U.S. companies are increasingly turning to African markets as desirable places to sell their products and services. However, as international business dealings continue to rise, so too does the risk of Foreign Corrupt Practices Act (FCPA) violations. Companies doing business in Africa need to know how to effectively manage and minimize their corruption risks.
The Foreign Corrupt Practices Act [15 U.S.C. § 78dd-1, 15 U.S.C. §§ 78m(b)(2)(A) and (B)of 1977 is a well-established US law which impacts every US company which does business outside the USA.
The FCPA has an Anti-Bribery provision which makes it a crime for any US individual, business entity or employee of a US business entity to offer or provide, directly or through a 3rd party, anything of value to a foreign government official with corrupt intent to influence an award or continuation of business or to gain an unfair advantage.
The standard of intent and knowledge in the Anti-Bribery cases is minimal – intent and knowledge are usually inferred from that fact that bribery took place. The government does not lose FCPA cases. Below are 5 FCPA basics that companies expanding into Africa need to be aware of to stay compliant.
1. Understand your company’s risk of being involved in bribery.
Companies must assess the risk of FCPA violations in their international business. Understand every way in which your business has contact with government customers or government employees. For most companies 80% of the FCPA risk will come from less than 20% of your business.
Some countries expose US companies to very high risk of corruption. The Transparency International Corruption Perception Index is an accurate, useful tool you should know and use.
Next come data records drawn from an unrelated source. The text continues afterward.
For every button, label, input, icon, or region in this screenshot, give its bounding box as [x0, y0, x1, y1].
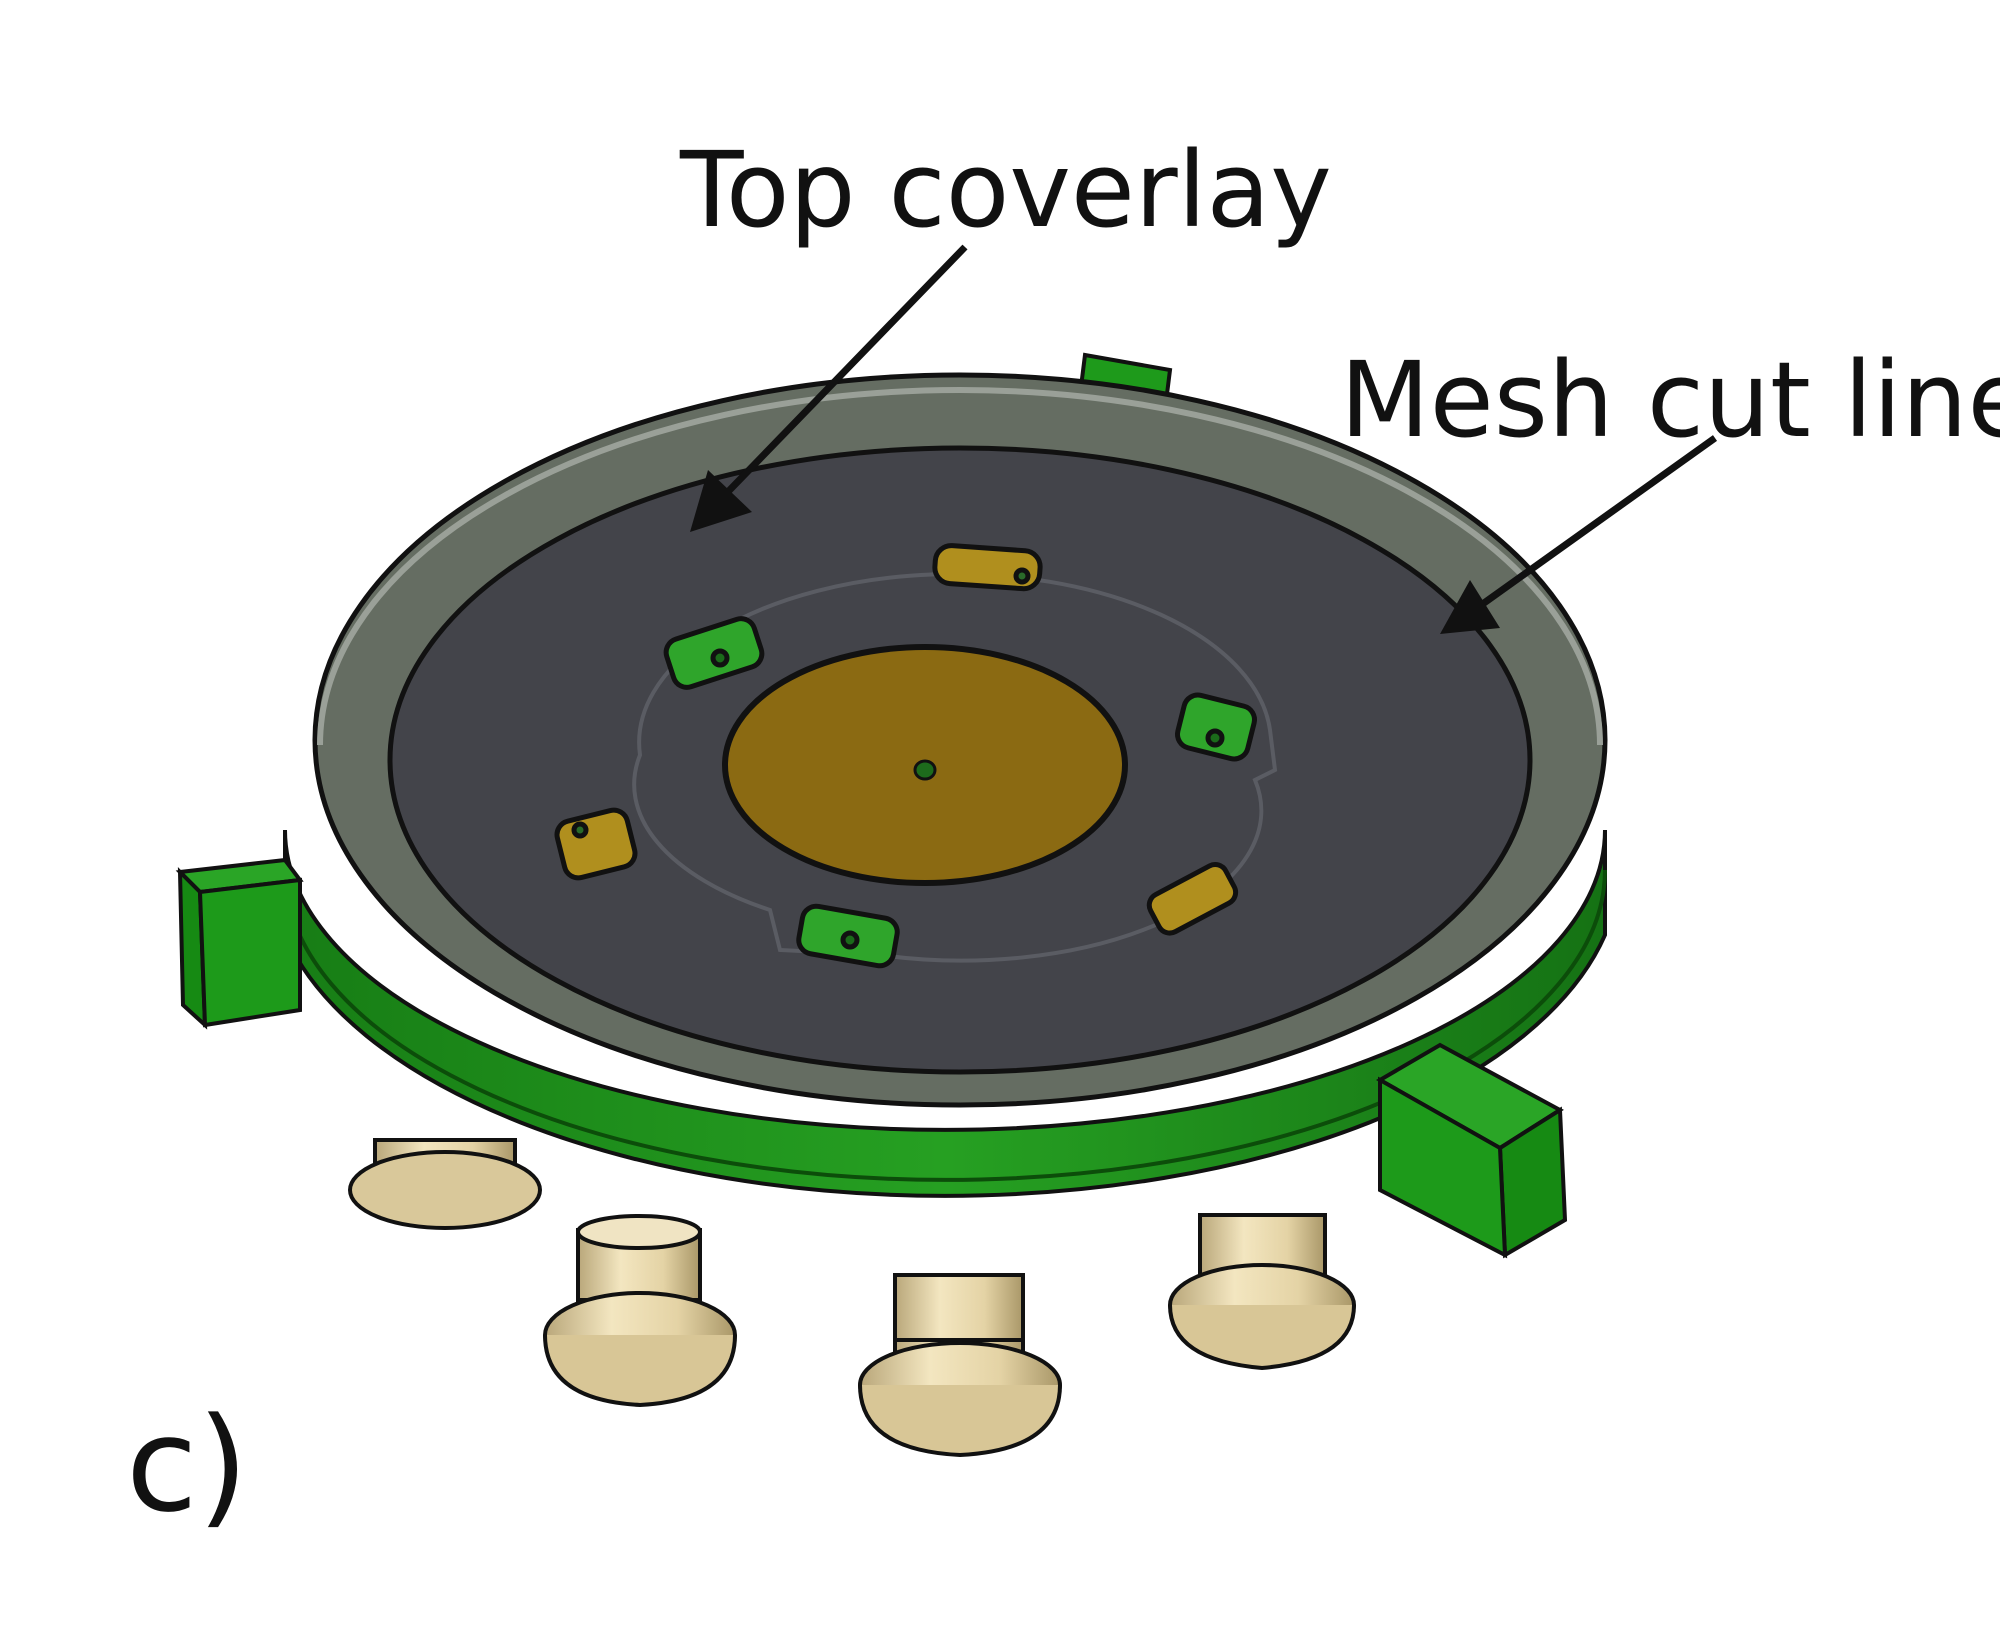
connector-pin-icon: [543, 1214, 737, 1408]
board-tab-right: [1375, 1042, 1568, 1259]
pcb-board-icon: [283, 829, 1607, 1198]
connector-pin-icon: [1168, 1213, 1356, 1371]
pad-green-right: [1175, 692, 1257, 762]
pad-gold-right: [1146, 861, 1239, 936]
arrow-top-coverlay: [690, 244, 968, 532]
label-mesh-cut-line: Mesh cut line: [1340, 339, 2000, 461]
label-top-coverlay: Top coverlay: [680, 129, 1332, 251]
connector-pin-icon: [348, 1138, 542, 1230]
connector-pin-icon: [858, 1273, 1062, 1458]
panel-label: c): [126, 1389, 249, 1541]
pad-green-bottom: [796, 903, 900, 969]
pad-green-left: [663, 616, 765, 690]
pad-gold-top: [932, 543, 1043, 592]
arrow-mesh-cut-line: [1440, 435, 1718, 634]
pad-gold-left: [554, 807, 638, 881]
board-tab-left: [175, 857, 304, 1030]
The Corruption Perceptions Index ranks countries/territories based on how corrupt their public sector is perceived to be. A country/territory’s score indicates the perceived level of public sector corruption on a scale of 0 – 10, where 0 means that a country is perceived as highly corrupt and 10 means that a country is perceived as very clean.
According to the 2011 Index, a good number of African countries scored between 2 and 2.9
2. Have an FCPA Compliance Department Within Your Organisation.
Any company that is doing international business, should enact a standalone FCPA Compliance Policy with a member of the senior management team of the company to oversee it.
3. Train your team.
Train your board, managers and employees on corruption risks in your industry, the countries where you do business and the business model your company is using. Many US companies do not train the third parties who facilitate their international distribution, even though these third parties represent their highest FCPA risk.
4. Conduct due diligence.
The government assumes you have conducted reasonable due diligence background investigations on your intermediaries and have determined they are not involved in corruption. It is important to understand who your intermediaries are, how many you have, why you are using them, and who in your company has authority to enter into a contract with them.
5. Include clear FCPA terms in every international contract.
Your contracts should specifically mention the importance of FCPA compliance and require your partners to represent that they know the elements of the law and will comply with it.
As U.S. companies take advantage of the Rising Africa, they must remain diligent in their FCPA compliance. Due diligence before entering any transaction will reduce problems in any investigation by the Government.